Ran into a former colleague last week. After some pleasantries he asked: was I having a sense of déjà vu all over again?
He elaborated referring to the School District’s approach to raise literacy levels and subsequently graduation rates:
Where does déjà vu come in? Scuttlebutt has it that most if not all of the ‘fixes’ the district is re-introducing in literacy have been tried before with little success and some frustration. They do not adequately meet the complex needs of our students. (That’s not to say they don’t work elsewhere –maybe the do).
In many ways the ‘fixes’ tried previously are fairly appropriate to support reading comprehension. It’s the narrow focus on comprehension that is the problem.
If students are not thoroughly taught the: mechanics of encoding (an understanding sound and the sound-symbol relationship); decoding (making sense of the letters and letter groupings on the page to generate words) along with a healthy dose of vocabulary then understanding (comprehension) will be limited.
In other words: has the District concentrated on only one third of the problem with inadequate attention to the other two thirds.

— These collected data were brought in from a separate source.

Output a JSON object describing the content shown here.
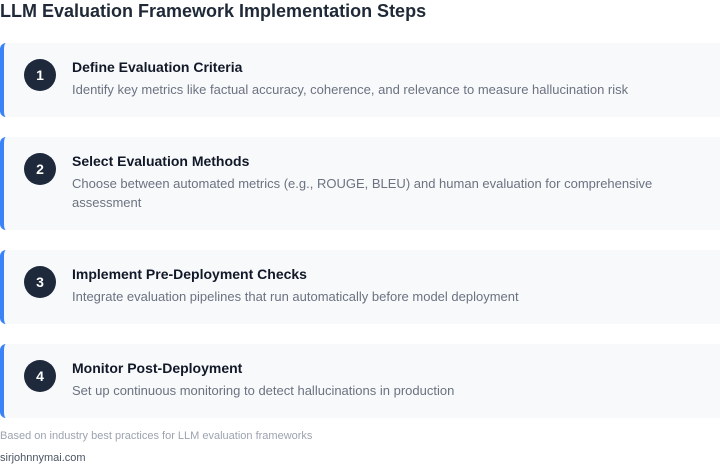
{
  "title": "LLM Evaluation Framework Implementation Steps",
  "steps": [
    {
      "number": "1",
      "title": "Define Evaluation Criteria",
      "description": "Identify key metrics like factual accuracy, coherence, and relevance to measure hallucination risk"
    },
    {
      "number": "2",
      "title": "Select Evaluation Methods",
      "description": "Choose between automated metrics (e.g., ROUGE, BLEU) and human evaluation for comprehensive assessment"
    },
    {
      "number": "3",
      "title": "Implement Pre-Deployment Checks",
      "description": "Integrate evaluation pipelines that run automatically before model deployment"
    },
    {
      "number": "4",
      "title": "Monitor Post-Deployment",
      "description": "Set up continuous monitoring to detect hallucinations in production"
    }
  ],
  "footnote": "Based on industry best practices for LLM evaluation frameworks",
  "credit": "sirjohnnymai.com",
  "colors": {
    "accent": "#3b82f6",
    "badge": "#1e293b",
    "card_background": "#f8f9fb"
  }
}
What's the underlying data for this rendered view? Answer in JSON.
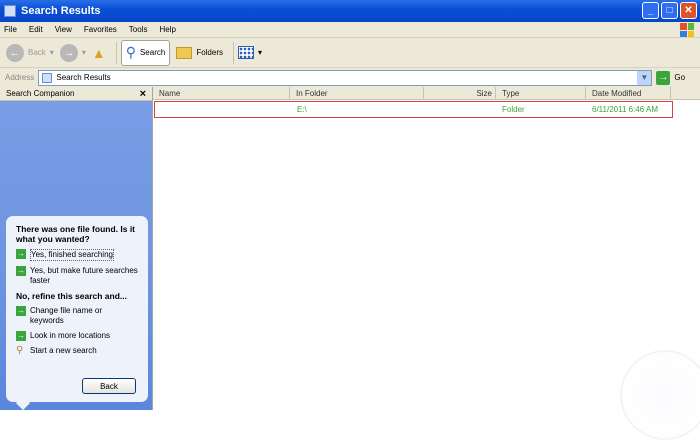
{
  "window": {
    "title": "Search Results",
    "min": "_",
    "max": "□",
    "close": "✕"
  },
  "menu": [
    "File",
    "Edit",
    "View",
    "Favorites",
    "Tools",
    "Help"
  ],
  "toolbar": {
    "back": "Back",
    "search": "Search",
    "folders": "Folders"
  },
  "address": {
    "label": "Address",
    "value": "Search Results",
    "go": "Go"
  },
  "companion": {
    "title": "Search Companion",
    "close": "×",
    "heading": "There was one file found.  Is it what you wanted?",
    "options": [
      "Yes, finished searching",
      "Yes, but make future searches faster"
    ],
    "refine_heading": "No, refine this search and...",
    "refine_options": [
      "Change file name or keywords",
      "Look in more locations"
    ],
    "new_search": "Start a new search",
    "back": "Back"
  },
  "columns": [
    "Name",
    "In Folder",
    "Size",
    "Type",
    "Date Modified"
  ],
  "rows": [
    {
      "name": "",
      "folder": "E:\\",
      "size": "",
      "type": "Folder",
      "modified": "6/11/2011 6:46 AM"
    }
  ],
  "colors": {
    "accent": "#0a4fd6",
    "result_text": "#3aa53a",
    "selection_border": "#d94040"
  }
}
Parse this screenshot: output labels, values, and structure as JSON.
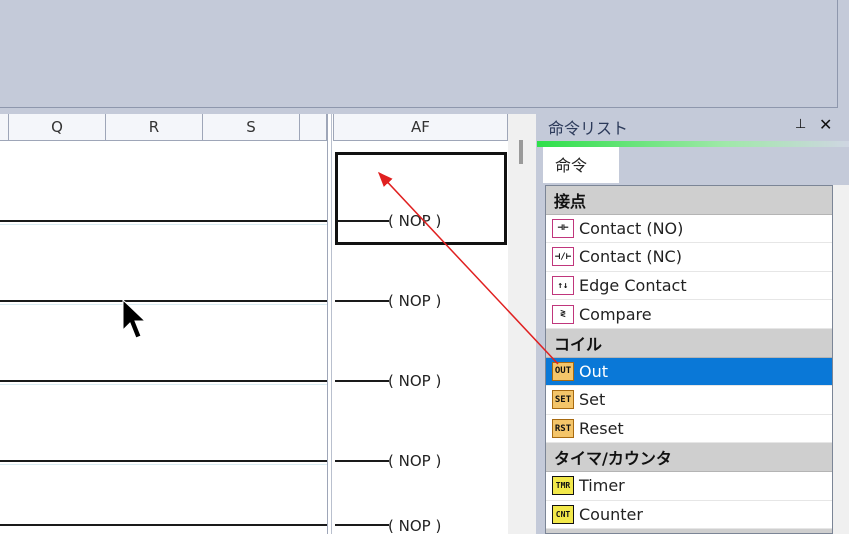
{
  "ladder": {
    "columns": [
      "Q",
      "R",
      "S",
      "AF"
    ],
    "coils": [
      "( NOP )",
      "( NOP )",
      "( NOP )",
      "( NOP )",
      "( NOP )"
    ]
  },
  "panel": {
    "title": "命令リスト",
    "pin_glyph": "⊥",
    "close_glyph": "✕",
    "tab_label": "命令",
    "categories": [
      {
        "label": "接点",
        "items": [
          {
            "label": "Contact (NO)",
            "icon": "contact-no-icon",
            "glyph": "⊣⊢"
          },
          {
            "label": "Contact (NC)",
            "icon": "contact-nc-icon",
            "glyph": "⊣/⊢"
          },
          {
            "label": "Edge Contact",
            "icon": "edge-contact-icon",
            "glyph": "↑↓"
          },
          {
            "label": "Compare",
            "icon": "compare-icon",
            "glyph": "≷"
          }
        ]
      },
      {
        "label": "コイル",
        "items": [
          {
            "label": "Out",
            "icon": "coil-out-icon",
            "glyph": "OUT",
            "selected": true
          },
          {
            "label": "Set",
            "icon": "coil-set-icon",
            "glyph": "SET"
          },
          {
            "label": "Reset",
            "icon": "coil-reset-icon",
            "glyph": "RST"
          }
        ]
      },
      {
        "label": "タイマ/カウンタ",
        "items": [
          {
            "label": "Timer",
            "icon": "timer-icon",
            "glyph": "TMR"
          },
          {
            "label": "Counter",
            "icon": "counter-icon",
            "glyph": "CNT"
          }
        ]
      }
    ]
  },
  "colors": {
    "selection": "#0a78d7",
    "drag_arrow": "#e02020",
    "accent_bar": "#2ee04a"
  }
}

Learning to read is a very complex business. If we don’t provide students with all the necessary tools are we failing them.

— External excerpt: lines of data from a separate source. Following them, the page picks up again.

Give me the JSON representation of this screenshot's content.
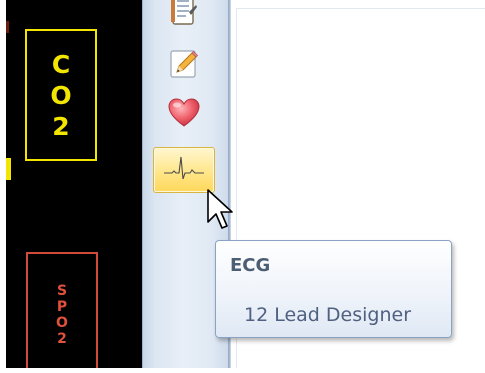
{
  "monitor": {
    "co2_label": [
      "C",
      "O",
      "2"
    ],
    "spo2_label": [
      "S",
      "P",
      "O",
      "2"
    ],
    "co2_color": "#f2e600",
    "spo2_color": "#e0513c"
  },
  "toolbar": {
    "buttons": [
      {
        "icon": "notepad-icon"
      },
      {
        "icon": "pencil-edit-icon"
      },
      {
        "icon": "heart-icon"
      },
      {
        "icon": "ecg-waveform-icon",
        "state": "hovered"
      }
    ]
  },
  "tooltip": {
    "title": "ECG",
    "description": "12 Lead Designer"
  }
}
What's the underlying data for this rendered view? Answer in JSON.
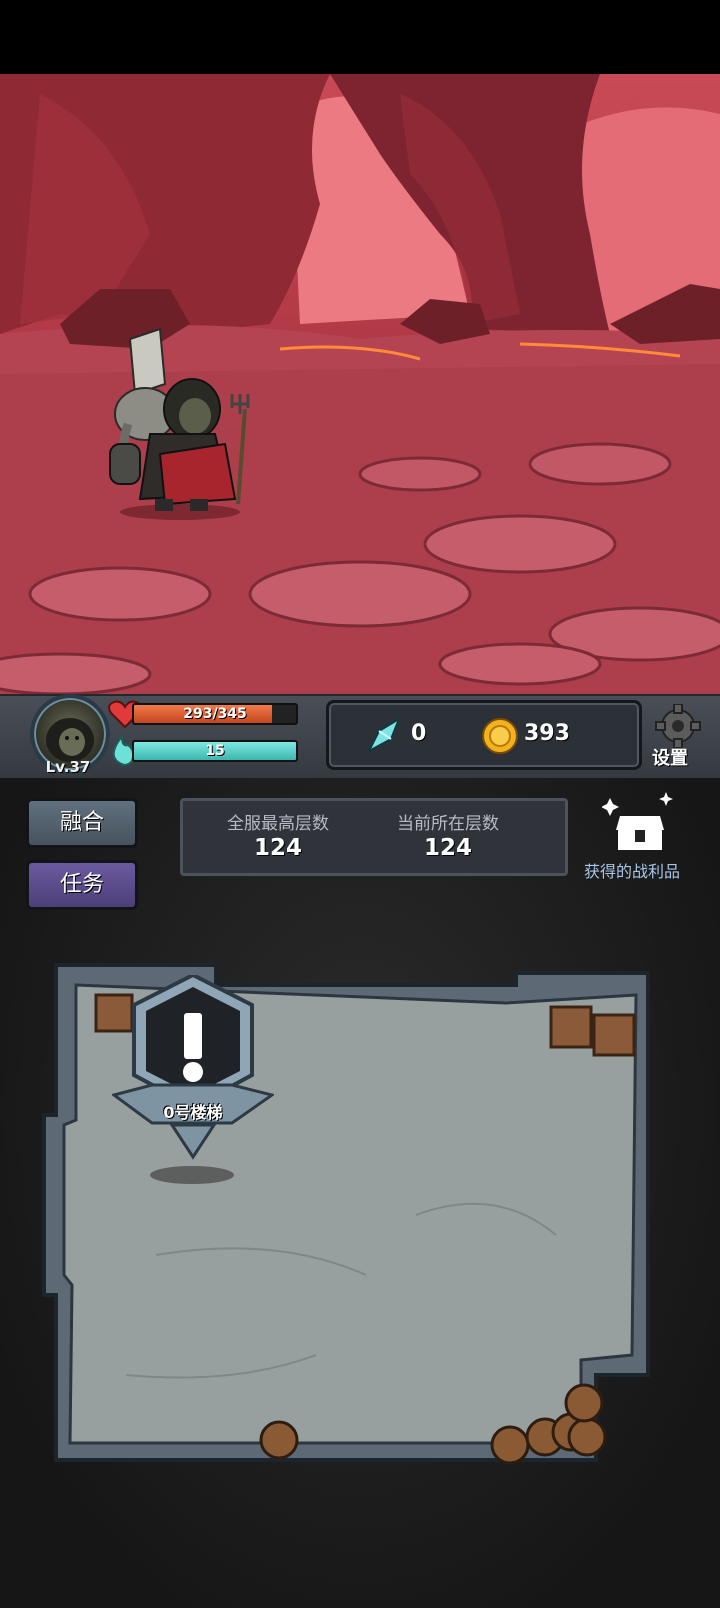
{
  "hud": {
    "level": "Lv.37",
    "hp_text": "293/345",
    "hp_fraction": 0.849,
    "mp_text": "15",
    "mp_fraction": 1.0,
    "crystal_count": "0",
    "gold_count": "393",
    "settings_label": "设置"
  },
  "panel": {
    "fuse_label": "融合",
    "task_label": "任务",
    "server_best_label": "全服最高层数",
    "server_best_value": "124",
    "current_floor_label": "当前所在层数",
    "current_floor_value": "124",
    "loot_label": "获得的战利品"
  },
  "room": {
    "stair_label": "0号楼梯"
  },
  "colors": {
    "hp": "#e0582c",
    "mp": "#5fd3cc",
    "task_button": "#5c4b8e",
    "fuse_button": "#55626e",
    "loot_text": "#a8c6e8"
  }
}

The problem isn’t unique to our school district and it is addressed in a New York Times editorial:
https://www.nytimes.com/2018/10/26/opinion/sunday/phonics-teaching-reading-wrong-way.html
The author, Emily Manford, also has an excellent audio documentary that elaborates the opinion piece. Well worth the listen
Here’s a link:
https://www.apmreports.org/story/2018/09/10/hard-words-why-american-kids-arent-being-taught-to-read
Bottom line: there’s a great deal of recent scientific research that should be applied to helping children read – the social, academic, economic and intellectual payoff is huge.
Is it time for a more scientific approach to teaching reading de-emphasizing some of the philosophy that has guided literacy instruction for the last two to three decades. The world has changed incredibly in the last thirty years. Is it time to catch up?
Repeating the same techniques and expecting different results sounds almost like Einstein’s purported definition of insanity.
Can we really afford to move forward unquestioningly as a community accepting low reading scores and less than satisfactory graduation rates?